Another group that brings the wood is the Ohio State linebacking core. Led by Hawk, who won the Lombardi Award as the nation's top linemen/linebacker, plenty of attention and praise has been showered on the talented trio. This has a built-in advantage for Notre Dame. The Irish linebacker unit, led by Hoyte and complimented by fifth-year senior Corey Mays and sophomore Maurice Crum, haven't had a bad year themselves. Hoyte was the team's leading tackler and racked up 15.5 tackles for loss. Mays was second in tackles with 68 while the youngster Crum has been praised by head coach Charlie Weis as being a "football player," one of the highest compliments an Irish player can receive from the man in charge. This group wants to rise to the competitive challenge in the Fiesta Bowl and make people talk about their group instead of the Ohio State unit.
"I was talking to Mo Crum about this," Hoyte said. "We were talking about when you play against a team that has great talent at the position you play, if you're worth anything, that should raise your level. That's motivation. It's all about competition. I look at it this way: all the hype coming into the game is about them but what's going to be the story after the game? How can we take our game to the next level?"
In time, the Notre Dame defense might be able to take their game to that next level. Hoyte and Mays will be missed next year but able backups, nine starters returning and a great recruiting class could help minimize the loss.
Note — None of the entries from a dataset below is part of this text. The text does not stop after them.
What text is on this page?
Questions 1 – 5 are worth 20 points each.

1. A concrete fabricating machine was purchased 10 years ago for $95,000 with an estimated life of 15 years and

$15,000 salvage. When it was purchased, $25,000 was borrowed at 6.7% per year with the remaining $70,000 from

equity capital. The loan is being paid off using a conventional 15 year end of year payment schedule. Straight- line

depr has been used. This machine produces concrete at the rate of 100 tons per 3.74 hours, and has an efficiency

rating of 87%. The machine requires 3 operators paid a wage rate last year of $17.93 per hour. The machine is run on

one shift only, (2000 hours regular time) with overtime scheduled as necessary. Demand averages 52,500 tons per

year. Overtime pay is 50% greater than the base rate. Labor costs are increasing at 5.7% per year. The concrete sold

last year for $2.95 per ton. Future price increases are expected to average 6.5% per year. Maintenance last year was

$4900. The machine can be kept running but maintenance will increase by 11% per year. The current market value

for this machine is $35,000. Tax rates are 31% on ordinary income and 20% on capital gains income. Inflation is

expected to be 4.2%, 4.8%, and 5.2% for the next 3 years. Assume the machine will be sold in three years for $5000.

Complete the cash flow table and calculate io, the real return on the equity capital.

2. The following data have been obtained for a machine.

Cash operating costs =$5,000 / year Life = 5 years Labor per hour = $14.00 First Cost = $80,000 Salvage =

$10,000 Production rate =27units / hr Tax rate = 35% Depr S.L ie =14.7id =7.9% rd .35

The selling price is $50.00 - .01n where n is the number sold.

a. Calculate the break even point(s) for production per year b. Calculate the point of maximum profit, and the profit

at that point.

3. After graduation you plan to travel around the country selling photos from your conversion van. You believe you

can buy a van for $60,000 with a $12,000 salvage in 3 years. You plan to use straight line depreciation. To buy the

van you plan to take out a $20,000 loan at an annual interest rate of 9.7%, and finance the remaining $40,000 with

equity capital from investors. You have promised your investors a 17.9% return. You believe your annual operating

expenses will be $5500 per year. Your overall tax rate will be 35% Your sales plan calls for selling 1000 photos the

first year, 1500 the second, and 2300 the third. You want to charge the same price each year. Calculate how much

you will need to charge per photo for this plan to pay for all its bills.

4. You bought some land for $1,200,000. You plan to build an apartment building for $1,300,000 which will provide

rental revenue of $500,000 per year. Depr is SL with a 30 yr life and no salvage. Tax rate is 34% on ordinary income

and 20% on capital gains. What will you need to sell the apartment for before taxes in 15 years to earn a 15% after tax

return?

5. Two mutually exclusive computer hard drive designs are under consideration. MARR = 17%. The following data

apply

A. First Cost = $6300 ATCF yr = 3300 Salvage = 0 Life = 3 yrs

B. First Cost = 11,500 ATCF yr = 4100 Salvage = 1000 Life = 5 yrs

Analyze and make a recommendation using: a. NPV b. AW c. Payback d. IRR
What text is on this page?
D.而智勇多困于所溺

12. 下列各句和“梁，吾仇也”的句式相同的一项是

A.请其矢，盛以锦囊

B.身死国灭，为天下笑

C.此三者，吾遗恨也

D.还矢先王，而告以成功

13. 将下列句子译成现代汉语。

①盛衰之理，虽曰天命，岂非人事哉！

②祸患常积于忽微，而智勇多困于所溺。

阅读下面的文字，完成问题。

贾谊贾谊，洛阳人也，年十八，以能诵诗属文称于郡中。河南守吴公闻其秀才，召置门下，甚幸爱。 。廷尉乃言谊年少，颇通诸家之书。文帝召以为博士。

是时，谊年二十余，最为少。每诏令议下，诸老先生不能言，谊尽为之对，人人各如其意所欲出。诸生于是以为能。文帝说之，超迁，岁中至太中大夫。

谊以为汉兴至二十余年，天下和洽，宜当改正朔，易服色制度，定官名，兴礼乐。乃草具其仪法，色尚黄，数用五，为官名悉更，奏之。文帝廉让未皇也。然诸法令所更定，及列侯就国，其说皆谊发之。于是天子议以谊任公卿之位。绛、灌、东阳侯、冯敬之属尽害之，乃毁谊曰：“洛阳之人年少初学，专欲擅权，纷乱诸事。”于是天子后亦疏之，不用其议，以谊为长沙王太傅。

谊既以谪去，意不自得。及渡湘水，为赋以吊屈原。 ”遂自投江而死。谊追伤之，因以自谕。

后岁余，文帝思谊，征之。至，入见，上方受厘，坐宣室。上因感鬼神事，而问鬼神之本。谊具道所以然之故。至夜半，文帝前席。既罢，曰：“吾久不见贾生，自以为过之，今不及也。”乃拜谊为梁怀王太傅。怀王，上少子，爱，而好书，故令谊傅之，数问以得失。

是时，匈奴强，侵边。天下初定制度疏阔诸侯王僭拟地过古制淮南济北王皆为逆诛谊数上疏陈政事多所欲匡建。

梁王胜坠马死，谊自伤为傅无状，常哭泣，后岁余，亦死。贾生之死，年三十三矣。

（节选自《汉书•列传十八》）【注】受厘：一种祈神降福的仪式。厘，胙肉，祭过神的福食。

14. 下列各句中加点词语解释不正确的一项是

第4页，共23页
This season, the Irish were 63rd in total defense but another year in Minter's system with help from defensive coaches Jappy Oliver and Bill Lewis could improve this number in 2006. For this week, the Irish have a chance to outshine a highly-rated Buckeye group and help Notre Dame break their 11-year bowl losing streak.
"Ohio State has a great defense and the numbers to back it up," Minter said. "We're not that kind of defense at this moment. But what we have been, more than anything, is an opportunistic defense. We give up a big play or two, rally and make up for our own sins. We've been a rallying defense and overcome some of our miscues."